Wednesday, May 17, 2017

Nurse the Hate: Spencer

I know this guy named Spencer.  He used to play in bands.  He’s a graphic artist now.  He isn’t one of those cool graphic artists that designs art show posters and band logos.  He does shit like garage door opener repair company offers and landscape direct mail pieces.  He’s done some really great stuff in the past, but now he is the guy you go to when you need something that will get .2% of respondents to call to respond to an offer to quote replacement window cost.  The world has sort of beaten him down a bit.  He has a weary air to him.

Spencer’s first ex-wife Karen lives in his old house with his two kids.  It's a little tudor in a nice neighborhood.  I remember Karen as the woman that stood next to Spencer at shows like Calexico at the Beachland.  She usually didn’t say anything.  I would go over to say hello to Spencer and then Spencer, always polite, would offer “You remember my wife Karen?”.  Karen would then grimace out a smile and nod her head while she said “Hello.  It’s nice to see you again.” while maintaining the vibe that it definitely wasn’t nice to see you again.  I never understood how those two were together in the first place.  I think she was his college girlfriend and then marriage was just the next thing to do after graduation.  Karen now spends most of her time defending the yard against weeds, baking perfect cupcakes, and using the kids in a passive aggressive way against Spencer on his court approved two (2) visitation days weekly for not more than four (4) hours.
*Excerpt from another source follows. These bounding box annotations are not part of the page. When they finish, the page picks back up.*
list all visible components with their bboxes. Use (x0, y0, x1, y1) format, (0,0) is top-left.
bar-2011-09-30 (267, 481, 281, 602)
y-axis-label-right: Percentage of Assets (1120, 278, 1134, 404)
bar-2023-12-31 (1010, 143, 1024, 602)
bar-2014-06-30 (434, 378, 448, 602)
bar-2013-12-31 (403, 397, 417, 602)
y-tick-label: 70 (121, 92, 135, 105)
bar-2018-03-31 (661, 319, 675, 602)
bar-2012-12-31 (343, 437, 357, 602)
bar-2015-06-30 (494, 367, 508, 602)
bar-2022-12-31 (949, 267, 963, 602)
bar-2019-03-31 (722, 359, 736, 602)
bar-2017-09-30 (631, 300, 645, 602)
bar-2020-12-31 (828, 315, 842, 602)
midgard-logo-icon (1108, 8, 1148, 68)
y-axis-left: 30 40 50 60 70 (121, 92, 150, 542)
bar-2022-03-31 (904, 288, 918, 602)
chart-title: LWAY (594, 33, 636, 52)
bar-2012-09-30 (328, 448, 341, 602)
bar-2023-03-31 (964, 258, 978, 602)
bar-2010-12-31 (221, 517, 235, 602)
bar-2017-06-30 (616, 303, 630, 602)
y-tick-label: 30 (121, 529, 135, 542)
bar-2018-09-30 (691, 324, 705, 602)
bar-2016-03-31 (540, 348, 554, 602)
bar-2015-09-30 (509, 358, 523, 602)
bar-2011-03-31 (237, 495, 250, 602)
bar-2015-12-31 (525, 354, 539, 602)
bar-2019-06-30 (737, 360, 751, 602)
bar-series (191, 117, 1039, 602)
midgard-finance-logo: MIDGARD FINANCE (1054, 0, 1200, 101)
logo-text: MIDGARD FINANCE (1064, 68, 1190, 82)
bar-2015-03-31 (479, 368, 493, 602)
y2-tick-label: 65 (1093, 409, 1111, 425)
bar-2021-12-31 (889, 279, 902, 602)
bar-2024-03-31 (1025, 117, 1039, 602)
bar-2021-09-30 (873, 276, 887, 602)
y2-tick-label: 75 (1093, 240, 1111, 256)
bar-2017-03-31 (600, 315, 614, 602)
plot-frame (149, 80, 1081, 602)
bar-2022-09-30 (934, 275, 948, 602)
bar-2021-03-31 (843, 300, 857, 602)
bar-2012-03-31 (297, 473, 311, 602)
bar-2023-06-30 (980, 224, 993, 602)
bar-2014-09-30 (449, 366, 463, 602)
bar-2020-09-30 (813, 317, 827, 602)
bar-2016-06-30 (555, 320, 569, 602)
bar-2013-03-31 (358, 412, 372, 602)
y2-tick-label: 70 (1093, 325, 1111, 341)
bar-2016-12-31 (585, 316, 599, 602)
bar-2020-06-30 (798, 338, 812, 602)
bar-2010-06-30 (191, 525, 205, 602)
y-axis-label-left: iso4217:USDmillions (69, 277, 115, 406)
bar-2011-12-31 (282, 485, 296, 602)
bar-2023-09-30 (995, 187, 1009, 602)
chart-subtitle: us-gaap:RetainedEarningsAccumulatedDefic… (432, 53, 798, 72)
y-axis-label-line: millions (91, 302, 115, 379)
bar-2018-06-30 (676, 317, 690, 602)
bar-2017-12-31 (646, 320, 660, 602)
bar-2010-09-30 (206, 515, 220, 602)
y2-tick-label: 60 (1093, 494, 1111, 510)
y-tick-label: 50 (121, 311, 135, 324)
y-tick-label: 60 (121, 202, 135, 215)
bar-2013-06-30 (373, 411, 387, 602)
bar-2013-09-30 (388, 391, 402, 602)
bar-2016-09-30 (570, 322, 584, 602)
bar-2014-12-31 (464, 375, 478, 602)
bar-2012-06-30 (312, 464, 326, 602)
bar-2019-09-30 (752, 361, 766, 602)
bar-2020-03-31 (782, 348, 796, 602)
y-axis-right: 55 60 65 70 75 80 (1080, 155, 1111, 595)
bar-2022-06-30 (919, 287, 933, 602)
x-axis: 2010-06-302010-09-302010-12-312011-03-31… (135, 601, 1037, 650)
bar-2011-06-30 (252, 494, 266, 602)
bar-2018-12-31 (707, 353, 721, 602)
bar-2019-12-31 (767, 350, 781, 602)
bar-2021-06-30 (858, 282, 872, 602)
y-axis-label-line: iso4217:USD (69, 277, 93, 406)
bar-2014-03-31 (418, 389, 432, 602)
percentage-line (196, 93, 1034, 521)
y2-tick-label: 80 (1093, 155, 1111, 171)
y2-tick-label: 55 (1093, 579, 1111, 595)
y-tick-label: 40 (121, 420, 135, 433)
Spencer had gotten mixed up with this woman named something groovy like Crystal or Jasmine.  It sounded like a stripper name to me.  He saw every red flag and just kept going.  I remember one rambling conversation I had with her once where she told me in non-linear fashion about her time in the Peace Corps, studying abroad in Barcelona, working in a hotel in Oslo, a confusing real estate job in the Cayman Islands, and about how her last fiancé “wasn’t supportive of her yoga”.  That one sentence alone should have shouted out “stay away!”, but to me the kicker was that she drove a Jeep Wrangler with the spare tire cover proclaiming “It’s a Jeep thing.  You wouldn’t understand.”  She designed jewelry from sea glass and made Spencer drive her out to every goddamn flea market/art walk in the region.  I remember seeing him sitting on a wooden chair behind her card table of junk while she was talking to a couple of hippies about “her journey”.  He looked happy though. 

A few months later I saw Spencer at the Beachland.  He told me that he and Crystal (or Jasmine) were no longer together.  The kicker was that fueled up on rum, he had married her on the beach at Ocho Rios.  Two or three weeks after their undoubtedly mystical ceremony, he received a letter while at work.  It was from Crystal/Jasmine stating that she was leaving him, leaving Ohio, and needed to “continue her journey of growth alone” which he would ostensibly be paying for based on the attached legal documents.  You would think he would have been pissed, but he wasn't.  "Best time of my life." I heard him call his time with Crystal/Jasmine once.  Spencer has since moved to a bleak apartment complex in Willowick filled with guys that started almost every conversation with the sentence “My fucking ex-wife…”.

Spencer had picked up his old guitar and amp from Karen's house and started playing music again with some of the guys in the apartment complex.  They had some Poco Tribute band going.  I have no idea why anyone would make a Poco Tribute band.  Do you fight to play the Richie Furay songs?  I suspect that if the guys invite enough of their friends to a gig, they could outdraw the actual band Poco.  He seemed kind of happy about the band, at least as happy as Spencer ever came off.  "Yeah man, it's good to play again.  I gotta do something.  If not I'm just waiting around to die."  

I got a garage door opener ad in the mail a few days ago.  I wondered if Spencer did it.